On a hot Thursday morning at the Burnidge Soup Kitchen in northwest Phoenix, it’s already 99 degrees.
Nurse Practitioner Perla Puebla is under a pop-up canopy, carefully scanning a patient’s hand for a vein.
“Let’s see ... double tourniquet, all right? It’s gonna be tight,” she said.
Puebla is with Circle the City, a nonprofit that provides mobile healthcare to the city’s homeless population.
“Let me clean, and then we’re gonna try this.”
The patient is so dehydrated, he’s barely able to stay upright. People in this condition can actually become unable to drink water or keep it down. So Puebla wants to give him fluids intravenously.

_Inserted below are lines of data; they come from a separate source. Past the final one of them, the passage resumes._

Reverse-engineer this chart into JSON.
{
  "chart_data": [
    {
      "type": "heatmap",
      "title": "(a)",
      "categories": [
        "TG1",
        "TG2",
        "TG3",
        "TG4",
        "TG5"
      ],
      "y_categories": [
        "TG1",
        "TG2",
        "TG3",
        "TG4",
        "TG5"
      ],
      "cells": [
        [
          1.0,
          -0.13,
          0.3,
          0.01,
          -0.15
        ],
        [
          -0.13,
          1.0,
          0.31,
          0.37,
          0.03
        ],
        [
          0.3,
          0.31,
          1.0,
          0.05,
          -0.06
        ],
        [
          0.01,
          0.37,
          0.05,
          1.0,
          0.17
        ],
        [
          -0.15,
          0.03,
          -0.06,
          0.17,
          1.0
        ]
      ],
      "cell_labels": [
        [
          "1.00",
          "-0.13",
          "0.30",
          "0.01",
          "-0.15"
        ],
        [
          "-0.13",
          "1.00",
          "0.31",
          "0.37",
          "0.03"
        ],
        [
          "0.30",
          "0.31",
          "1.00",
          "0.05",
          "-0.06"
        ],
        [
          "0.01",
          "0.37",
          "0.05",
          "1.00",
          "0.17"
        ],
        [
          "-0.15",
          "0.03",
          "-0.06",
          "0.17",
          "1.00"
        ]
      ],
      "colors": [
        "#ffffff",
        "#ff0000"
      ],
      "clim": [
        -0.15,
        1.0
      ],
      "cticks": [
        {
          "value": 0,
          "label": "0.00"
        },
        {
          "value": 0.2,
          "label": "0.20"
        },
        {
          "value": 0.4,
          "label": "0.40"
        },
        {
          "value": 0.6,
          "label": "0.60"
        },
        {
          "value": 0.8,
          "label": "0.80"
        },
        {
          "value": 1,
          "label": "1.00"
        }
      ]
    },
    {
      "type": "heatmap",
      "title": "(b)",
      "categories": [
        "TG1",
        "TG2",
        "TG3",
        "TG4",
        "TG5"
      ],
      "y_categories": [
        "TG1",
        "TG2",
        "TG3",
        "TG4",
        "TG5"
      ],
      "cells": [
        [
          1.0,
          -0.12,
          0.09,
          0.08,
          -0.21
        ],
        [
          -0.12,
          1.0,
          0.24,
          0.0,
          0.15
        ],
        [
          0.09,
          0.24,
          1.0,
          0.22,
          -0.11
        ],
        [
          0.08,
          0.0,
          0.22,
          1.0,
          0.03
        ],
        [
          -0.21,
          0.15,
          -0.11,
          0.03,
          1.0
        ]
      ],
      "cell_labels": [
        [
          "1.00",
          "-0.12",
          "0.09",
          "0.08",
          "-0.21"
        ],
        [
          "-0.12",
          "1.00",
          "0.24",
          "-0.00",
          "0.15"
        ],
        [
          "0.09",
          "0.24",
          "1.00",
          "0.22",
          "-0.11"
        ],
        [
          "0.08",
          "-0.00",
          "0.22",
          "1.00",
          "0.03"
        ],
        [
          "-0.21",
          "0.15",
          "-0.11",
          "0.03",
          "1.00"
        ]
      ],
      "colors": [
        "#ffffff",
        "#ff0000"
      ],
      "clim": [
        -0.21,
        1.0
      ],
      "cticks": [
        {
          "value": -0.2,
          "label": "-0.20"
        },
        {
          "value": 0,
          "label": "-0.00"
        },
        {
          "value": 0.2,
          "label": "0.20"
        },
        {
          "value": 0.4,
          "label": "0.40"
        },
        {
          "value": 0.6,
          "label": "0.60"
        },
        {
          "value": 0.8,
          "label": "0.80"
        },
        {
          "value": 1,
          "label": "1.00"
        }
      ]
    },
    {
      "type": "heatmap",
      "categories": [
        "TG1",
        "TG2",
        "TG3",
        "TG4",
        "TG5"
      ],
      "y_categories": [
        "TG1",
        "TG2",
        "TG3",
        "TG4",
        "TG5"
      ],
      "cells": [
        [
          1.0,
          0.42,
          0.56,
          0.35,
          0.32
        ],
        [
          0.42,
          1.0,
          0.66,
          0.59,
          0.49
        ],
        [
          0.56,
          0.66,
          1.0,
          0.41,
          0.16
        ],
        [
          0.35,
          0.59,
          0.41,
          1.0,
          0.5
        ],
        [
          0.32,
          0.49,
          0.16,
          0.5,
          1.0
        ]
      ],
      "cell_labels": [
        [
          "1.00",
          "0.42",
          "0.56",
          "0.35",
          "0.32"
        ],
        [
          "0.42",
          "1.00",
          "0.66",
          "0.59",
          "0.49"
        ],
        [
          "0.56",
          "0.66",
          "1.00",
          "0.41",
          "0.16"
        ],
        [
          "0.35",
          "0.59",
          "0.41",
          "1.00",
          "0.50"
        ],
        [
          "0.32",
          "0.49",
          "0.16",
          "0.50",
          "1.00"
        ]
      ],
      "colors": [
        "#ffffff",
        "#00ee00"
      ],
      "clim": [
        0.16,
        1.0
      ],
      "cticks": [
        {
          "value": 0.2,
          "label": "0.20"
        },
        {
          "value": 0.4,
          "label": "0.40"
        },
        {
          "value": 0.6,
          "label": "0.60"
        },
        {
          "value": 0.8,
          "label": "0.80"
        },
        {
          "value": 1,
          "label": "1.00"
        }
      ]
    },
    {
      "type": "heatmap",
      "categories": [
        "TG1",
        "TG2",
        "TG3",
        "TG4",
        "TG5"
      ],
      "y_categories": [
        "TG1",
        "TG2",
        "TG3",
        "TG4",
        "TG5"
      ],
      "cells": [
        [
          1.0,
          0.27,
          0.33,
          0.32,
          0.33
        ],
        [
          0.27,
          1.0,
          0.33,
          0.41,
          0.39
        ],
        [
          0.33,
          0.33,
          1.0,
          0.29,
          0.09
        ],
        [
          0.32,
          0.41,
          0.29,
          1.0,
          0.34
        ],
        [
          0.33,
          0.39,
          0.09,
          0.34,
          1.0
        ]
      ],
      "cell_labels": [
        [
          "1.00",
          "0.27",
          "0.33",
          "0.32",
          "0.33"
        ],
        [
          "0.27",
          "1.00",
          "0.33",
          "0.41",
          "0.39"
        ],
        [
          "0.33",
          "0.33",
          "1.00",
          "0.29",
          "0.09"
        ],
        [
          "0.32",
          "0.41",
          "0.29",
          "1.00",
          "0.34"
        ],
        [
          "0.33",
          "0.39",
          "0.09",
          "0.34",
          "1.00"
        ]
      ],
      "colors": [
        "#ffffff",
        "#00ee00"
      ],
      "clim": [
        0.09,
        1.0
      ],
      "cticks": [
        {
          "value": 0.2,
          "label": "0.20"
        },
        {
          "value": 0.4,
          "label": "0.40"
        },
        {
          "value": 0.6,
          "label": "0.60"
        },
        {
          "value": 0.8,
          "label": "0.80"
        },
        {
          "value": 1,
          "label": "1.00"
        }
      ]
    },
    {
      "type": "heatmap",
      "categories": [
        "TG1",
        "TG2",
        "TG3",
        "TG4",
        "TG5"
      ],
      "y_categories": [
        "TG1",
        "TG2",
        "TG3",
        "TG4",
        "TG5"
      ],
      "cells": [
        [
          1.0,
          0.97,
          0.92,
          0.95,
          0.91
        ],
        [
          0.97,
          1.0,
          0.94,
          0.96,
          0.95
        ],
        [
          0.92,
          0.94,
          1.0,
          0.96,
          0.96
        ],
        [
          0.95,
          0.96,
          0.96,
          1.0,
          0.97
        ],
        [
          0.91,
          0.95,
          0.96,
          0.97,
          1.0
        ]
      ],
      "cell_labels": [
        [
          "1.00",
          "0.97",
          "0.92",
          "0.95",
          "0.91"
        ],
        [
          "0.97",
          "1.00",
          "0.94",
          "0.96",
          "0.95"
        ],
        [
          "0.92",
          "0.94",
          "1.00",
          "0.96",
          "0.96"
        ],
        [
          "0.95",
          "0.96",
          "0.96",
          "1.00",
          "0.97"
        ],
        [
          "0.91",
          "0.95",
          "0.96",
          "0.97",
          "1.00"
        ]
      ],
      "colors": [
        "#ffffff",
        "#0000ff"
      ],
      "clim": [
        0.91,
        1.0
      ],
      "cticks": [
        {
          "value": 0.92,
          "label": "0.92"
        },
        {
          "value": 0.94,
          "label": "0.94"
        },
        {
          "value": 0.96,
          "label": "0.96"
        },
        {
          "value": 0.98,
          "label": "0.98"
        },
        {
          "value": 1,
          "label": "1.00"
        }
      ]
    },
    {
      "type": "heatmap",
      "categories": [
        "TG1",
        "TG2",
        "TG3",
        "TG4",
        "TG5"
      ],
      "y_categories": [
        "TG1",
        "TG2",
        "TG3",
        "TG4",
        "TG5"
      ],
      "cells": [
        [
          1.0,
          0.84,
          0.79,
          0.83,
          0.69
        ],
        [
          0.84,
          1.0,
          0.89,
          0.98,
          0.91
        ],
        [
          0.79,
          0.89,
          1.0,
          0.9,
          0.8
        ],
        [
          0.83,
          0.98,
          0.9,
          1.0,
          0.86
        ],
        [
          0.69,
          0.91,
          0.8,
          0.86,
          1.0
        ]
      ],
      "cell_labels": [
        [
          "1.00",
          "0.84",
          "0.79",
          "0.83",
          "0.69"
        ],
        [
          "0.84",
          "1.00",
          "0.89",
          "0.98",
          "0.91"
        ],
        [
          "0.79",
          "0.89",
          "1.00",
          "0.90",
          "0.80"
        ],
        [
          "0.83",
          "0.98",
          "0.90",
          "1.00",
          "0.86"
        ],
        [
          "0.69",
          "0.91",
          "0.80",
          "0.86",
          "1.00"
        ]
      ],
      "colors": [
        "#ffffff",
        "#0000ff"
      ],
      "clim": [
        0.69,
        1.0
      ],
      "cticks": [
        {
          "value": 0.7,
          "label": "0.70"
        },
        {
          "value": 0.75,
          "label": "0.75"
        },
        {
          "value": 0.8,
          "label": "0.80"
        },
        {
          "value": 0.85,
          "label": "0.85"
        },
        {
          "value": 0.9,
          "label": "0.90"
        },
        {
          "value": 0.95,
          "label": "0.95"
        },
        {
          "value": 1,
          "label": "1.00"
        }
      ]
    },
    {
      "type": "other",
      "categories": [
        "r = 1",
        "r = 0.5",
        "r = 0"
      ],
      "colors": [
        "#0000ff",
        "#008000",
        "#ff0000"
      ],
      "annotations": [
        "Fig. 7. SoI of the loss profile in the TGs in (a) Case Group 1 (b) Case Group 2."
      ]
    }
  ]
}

“You gotta stay awake,” she said.
“I’m awake,” said the man.
“All right, there's a poke, OK? Deep breath for me.”
IV rehydration is typically done in emergency rooms. But, Puebla says, unhoused people often don’t want to go to a hospital.
“Because they don't want to lose their belongings, all their belongings that they have to have with them, which is everything that they own, right? And they don't want to leave their pets behind. They're part of their family. So we encountered a lot of those problems.”
So in May, Circle the City started offering IV rehydration right on the streets.
Dr. Jim Withers is the founder of the Street Medicine Institute, a nonprofit that trains and equips street medicine teams around the globe. He says Puebla’s team is leading the charge.
“It very much is in the spirit of street medicine, which is to adapt to the people and the circumstances that they're living in, rather than expecting them to come to the system,” he said.
It’s also something those who work in the system — traditional, brick and mortar emergency room doctors — generally support, including Dr. Aisha Terry, an associate professor of emergency medicine and health policy at George Washington University and the president of American College of Emergency Physicians in Washington, D.C.
“We like to, in many instances, think of ourselves as MacGyver, in fact,” Terry said, “to figure out how to make it work, regardless of resources or it being ideal.”
Which means meeting the patient wherever they are, says Terry.
But there are instances where IV rehydration could be less than optimal outside a hospital, she says. And that's where the resources of an emergency department, like access to a lab and higher levels of care, could be potentially lifesaving.
At the same time, Terry echoes what Perla Puebla said earlier: This is a population that is often reluctant to go to the ER, even if it means possibly dying on the streets.
Back at the soup kitchen, Puebla is having trouble establishing the IV in her patient’s vein.
“Ugh, it’s not threading in.”
He tells her that he’s been using IV drugs for 30 years.
“ Have you used this one a lot?” she asked.
“Yeah,” he said.
“OK … No go.”
It just won’t work. Puebla tells the man to go to the emergency room and offers to call Uber Health, a non-emergency medical transport. He says he’ll go, but wants to eat first. His friend Victor Flores, who was also seen by the team, is worried.
“Last night he didn't look good. Like, we got scared,” he said.
Flores says he and the man have a place to live but don't have air conditioning. And this summer is shaping up to be worse than last year, which was the hottest on record.
“Esta increíblemente mortal! It’s bad. … It’s really really bad.”
Flores and his friend head to the soup kitchen.
“It is discouraging,” said Puebla. “I don't like to miss it, especially because we could have really helped them feel better. But I understood going in with the history of drug use like that, that that was going to be a very difficult stick.”
Puebla takes the unused, one-liter saline bag and tosses it in the garbage, preparing to see her next patient. Her team will wrap up around noon and be back out early the next day, driving around parks or near the city’s lengthy canals, looking for patients who are trying to survive another day of triple-digit heat.
EDITOR'S NOTE: This story has been updated to clarify Dr. Aisha Terry's view on providing IV rehydration outside of a hospital.